他には…ん?この小さい鉄の塊って…矢尻?


「ん?そいつは投げられねえぞ。なんてったって矢尻だからな。がはははは。」


「投げられないのくらいわかっていますよ。それより何で矢尻があるんですか?こういったのって矢の状態で売られているんじゃ…。」


「ああ、駆け出しの冒険者じゃ知らねえのかな?矢にこだわる奴は自分で部品を揃えて作るんだよ。後、自分で作った方が安上がりだったりするしな。」


へぇーそうなのか。俺も作れるように買っておくか。値段もそんなにかからないし。袋売りで一袋にかなりの量入っているな。


「じゃあ矢尻2袋と投げナイフ20本と砥石にさっきの鍋ください。」


「ずいぶん買っていくな。毎度あり!たくさん買ってくれるからな、おまけして銀貨4枚でいいぞ。」


お、やったね。これだけ買ってこの値段はありがたいや。





さて今までいろいろ買ったから手元がだいぶ寂しくなってきたな。残りは…銀貨4枚と銅貨数枚しかないじゃんか。まさかこんなに使っているとは思わなかったな。この後は買うもの考えないと。

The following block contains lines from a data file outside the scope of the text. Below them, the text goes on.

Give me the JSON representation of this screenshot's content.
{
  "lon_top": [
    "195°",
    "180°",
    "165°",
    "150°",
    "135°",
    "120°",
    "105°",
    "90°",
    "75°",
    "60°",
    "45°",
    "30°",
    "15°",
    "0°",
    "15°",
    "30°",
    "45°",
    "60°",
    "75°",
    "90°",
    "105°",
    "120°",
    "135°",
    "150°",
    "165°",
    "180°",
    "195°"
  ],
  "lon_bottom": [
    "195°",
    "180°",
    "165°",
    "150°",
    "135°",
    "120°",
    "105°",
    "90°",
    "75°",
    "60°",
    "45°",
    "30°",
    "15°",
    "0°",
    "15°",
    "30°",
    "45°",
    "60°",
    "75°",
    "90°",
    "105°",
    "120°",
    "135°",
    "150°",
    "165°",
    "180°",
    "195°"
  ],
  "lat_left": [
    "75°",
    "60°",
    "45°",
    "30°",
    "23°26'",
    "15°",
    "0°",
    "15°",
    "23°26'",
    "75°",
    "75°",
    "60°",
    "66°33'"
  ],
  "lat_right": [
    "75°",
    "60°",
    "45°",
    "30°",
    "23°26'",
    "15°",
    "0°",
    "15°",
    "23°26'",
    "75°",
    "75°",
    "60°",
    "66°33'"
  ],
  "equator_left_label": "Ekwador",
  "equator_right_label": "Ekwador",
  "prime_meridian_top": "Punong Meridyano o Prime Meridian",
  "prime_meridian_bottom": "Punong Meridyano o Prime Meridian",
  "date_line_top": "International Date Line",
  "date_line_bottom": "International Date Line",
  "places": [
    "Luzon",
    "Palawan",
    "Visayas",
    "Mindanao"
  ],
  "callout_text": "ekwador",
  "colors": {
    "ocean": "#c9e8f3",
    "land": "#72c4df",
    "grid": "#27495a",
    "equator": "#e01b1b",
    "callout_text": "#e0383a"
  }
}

「お!昨日の坊主じゃねえか。ちゃんと冒険者ギルドで売れたか?」


ん?この声は…

あ!この街に来た時に最初に話した屋台のおっさんじゃん!


「あの時はありがとうございました。あれから色々あって冒険者にもなっちゃいましたよ。」


「服装も綺麗になっていると思ったら冒険者になったのか。じゃあ冒険者になった坊主はうちの店に買いに来てくれるのかな?」


「ええ、もちろん買わせてもらいますね。ただ手持ちもないのでほどほどに。」


あんまりないけどこれはしょうがないんだ。あんなに親切にしてくれたんだ。恩は返さないといけない…。


鍋に投げナイフ、矢尻が揃ったことによって戦闘力大幅アップです。

…多分。


金物屋と飯食って終わっちゃいましたね。本当はこの後の話とまとめて書いていたんですが長くなりすぎたのでいいところで区切ったらこうなりました。